En el café de Sayaxché, a solo cuatro cuadras de la orilla del Pasión, Hernández traza un mapa del río y sus afluentes, trazando un contorno sobre un mantel tejido de color rosa y rojo. Gris verdoso y sinuoso, el Pasión ondula, se arruga y se despliega a lo largo de unas doscientas millas a través del Petén. Se origina en las cabeceras que fluyen hacia el norte que bordean Sayaxché y tienden hacia el oeste antes de desembocar en el río Usumacinta de México.

En Sayaxché, donde no hay un puente que atraviese las amplias orillas del río, la gente es transportada en botes de madera pintada, mientras que los automóviles y camiones, cargados con vacas o racimos de frutos rojos de palma, son transportados en barcazas. No hace mucho, dice Hernández, el río se llenaba de todo tipo de peces, buenopeces, del tipo contra el que las comunidades que viven a la orilla del agua protegen sus medios de subsistencia. Pero hace siete años, todo eso cambió.

La Pasión de Petén

Guatemala produciendo aceite de palma certificado y sostenible | Noticias GreenEn junio de 2015, durante la temporada de lluvias de Petén, los estanques de oxidación en una plantación de palma local y un molino se desbordaron, derramando una mezcla biocida del insecticida malatión y efluentes de palma en la vía fluvial.

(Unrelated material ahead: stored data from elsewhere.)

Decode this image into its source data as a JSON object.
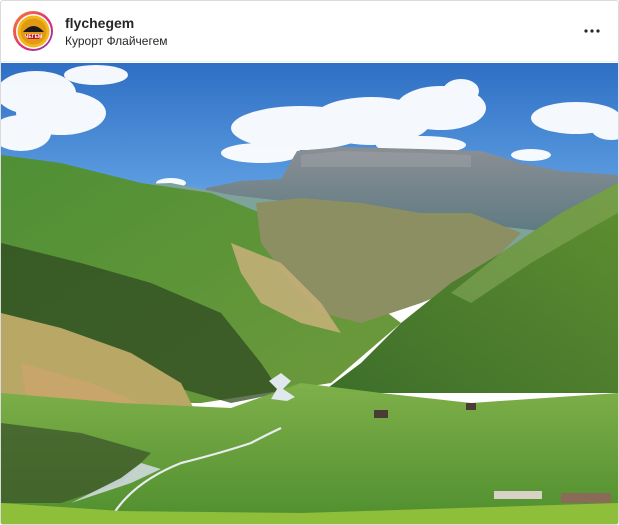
{
  "post": {
    "username": "flychegem",
    "location": "Курорт Флайчегем",
    "avatar_icon": "paraglider-logo-icon",
    "more_icon": "more-options-icon"
  },
  "colors": {
    "sky": "#3f86d4",
    "mountain": "#6f7f8e",
    "grass": "#4c8a2f",
    "logo": "#e8a81d"
  }
}
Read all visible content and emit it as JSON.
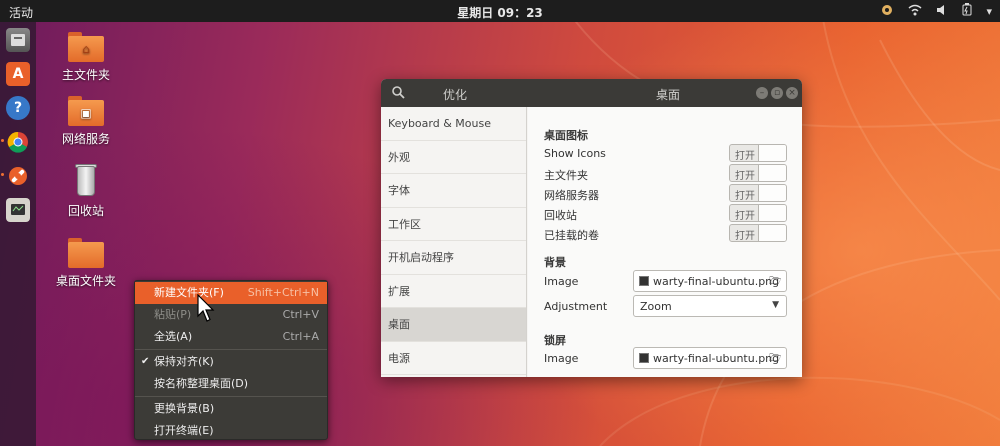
{
  "topbar": {
    "activities": "活动",
    "clock": "星期日 09：23"
  },
  "dock": {
    "items": [
      {
        "icon": "files-icon"
      },
      {
        "icon": "software-center-icon",
        "glyph": "A"
      },
      {
        "icon": "help-icon",
        "glyph": "?"
      },
      {
        "icon": "chrome-icon"
      },
      {
        "icon": "tweaks-icon"
      },
      {
        "icon": "system-monitor-icon"
      }
    ]
  },
  "desktop": {
    "icons": [
      {
        "label": "主文件夹",
        "icon": "home-folder-icon"
      },
      {
        "label": "网络服务",
        "icon": "network-folder-icon"
      },
      {
        "label": "回收站",
        "icon": "trash-icon"
      },
      {
        "label": "桌面文件夹",
        "icon": "desktop-folder-icon"
      }
    ]
  },
  "context_menu": {
    "items": [
      {
        "label": "新建文件夹(F)",
        "accel": "Shift+Ctrl+N",
        "state": "highlighted"
      },
      {
        "label": "粘贴(P)",
        "accel": "Ctrl+V",
        "state": "disabled"
      },
      {
        "label": "全选(A)",
        "accel": "Ctrl+A",
        "state": "normal"
      },
      {
        "label": "保持对齐(K)",
        "accel": "",
        "state": "checked"
      },
      {
        "label": "按名称整理桌面(D)",
        "accel": "",
        "state": "normal"
      },
      {
        "label": "更换背景(B)",
        "accel": "",
        "state": "normal"
      },
      {
        "label": "打开终端(E)",
        "accel": "",
        "state": "normal"
      }
    ]
  },
  "window": {
    "app_name": "优化",
    "title": "桌面",
    "sidebar": [
      {
        "label": "Keyboard & Mouse"
      },
      {
        "label": "外观"
      },
      {
        "label": "字体"
      },
      {
        "label": "工作区"
      },
      {
        "label": "开机启动程序"
      },
      {
        "label": "扩展"
      },
      {
        "label": "桌面",
        "selected": true
      },
      {
        "label": "电源"
      }
    ],
    "sections": {
      "icons_title": "桌面图标",
      "toggles": [
        {
          "label": "Show Icons",
          "state": "打开"
        },
        {
          "label": "主文件夹",
          "state": "打开"
        },
        {
          "label": "网络服务器",
          "state": "打开"
        },
        {
          "label": "回收站",
          "state": "打开"
        },
        {
          "label": "已挂载的卷",
          "state": "打开"
        }
      ],
      "background_title": "背景",
      "background_image_label": "Image",
      "background_image_value": "warty-final-ubuntu.png",
      "adjustment_label": "Adjustment",
      "adjustment_value": "Zoom",
      "lockscreen_title": "锁屏",
      "lock_image_label": "Image",
      "lock_image_value": "warty-final-ubuntu.png"
    }
  },
  "colors": {
    "accent": "#e9602a",
    "topbar": "#1d1d1d",
    "menu_bg": "#3c3b37"
  }
}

El efluente de palma está compuesto por desechos orgánicos generados por el proceso de convertir la fruta de palma en aceite.

Si no se trata, es cien veces más contaminante que las aguas residuales domésticas. Pronto hubo miles de peces muertos cubriendo la superficie del Pasión y un hedor nauseabundo flotando en el aire. Rigoberto Lima Choc, un maestro de escuela y activista de veintiocho años, fue uno de los primeros en presenciar y documentar la destrucción. Cien millas del Pasión fueron envenenadas. Veintitrés especies de peces fueron diezmadas. Y una veintena de comunidades indígenas, que dependían del pescado que ya no podían pescar, se arruinaron. En Sayaxché surgió un nuevo término: ecocidio.

Es la fortuna de unos pocos enfrentada a la carga de muchos. Y la industria del aceite de palma no es más que rapaz.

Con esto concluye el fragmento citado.